Conducted studies on myopia, namely its occurrence in children, gave different results, as scientists used other methods. Quinn et al. (1999) found a strong association between myopia and nighttime ambient light exposure during sleep in children before the age of two years. They collected information from the parents of children treated as outpatients at an ophthalmology clinic by conducting a survey. In a questionnaire analysis, the prevalence of high myopia in childhood was strongly associated with ambient light exposure during nighttime sleep in the first two years after birth.

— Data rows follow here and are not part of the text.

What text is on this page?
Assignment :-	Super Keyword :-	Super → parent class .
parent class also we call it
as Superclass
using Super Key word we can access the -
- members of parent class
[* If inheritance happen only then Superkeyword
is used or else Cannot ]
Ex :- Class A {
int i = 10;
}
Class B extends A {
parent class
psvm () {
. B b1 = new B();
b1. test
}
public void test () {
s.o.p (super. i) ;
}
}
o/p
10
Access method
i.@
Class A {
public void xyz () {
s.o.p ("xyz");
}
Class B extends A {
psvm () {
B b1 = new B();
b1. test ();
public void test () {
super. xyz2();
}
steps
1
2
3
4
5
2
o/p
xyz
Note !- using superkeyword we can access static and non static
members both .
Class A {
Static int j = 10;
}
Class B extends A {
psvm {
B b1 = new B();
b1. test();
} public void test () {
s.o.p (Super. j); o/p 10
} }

In a study by Zadnik et al. (2000), parents reported their use of night lighting and their refractive status. The child’s refractive error was measured using cycloplegic autorefraction (Zadnik et al., 2000). Thus, scientists have found a link between heredity, ethnicity, and a tendency to myopia. The results of this study provide more substantial evidence as they provide a higher measure of validity (Ma et al., 2020). On the other hand, there are significant differences between the studies, such as the age of the subjects. Therefore, both findings require more research to determine their possible connection.
Ma, L.-L., Wang, Y.-Y., Yang, Z.-H., Huang, D., Weng, H., & Zeng, X.-T. (2020). Methodological Quality (risk of bias) assessment tools for primary and secondary medical studies: What are they and which is better? Military Medical Research, 7(1).
Quinn, G. E., Shin, C. H., Maguire, M. G., & Stone, R. A. (1999). Myopia and ambient lighting at night. Nature, 399(6732), 113–114.
What are clinical trials and studies? (2020). National Institute on Aging.
Zadnik, K., Jones, L. A., Irvin, B. C., Kleinstein, R. N., Manny, R. E., Shin, J. A., & Mutti, D. O. (2000). Myopia and ambient night-time lighting. Nature, 404(6774), 143–144.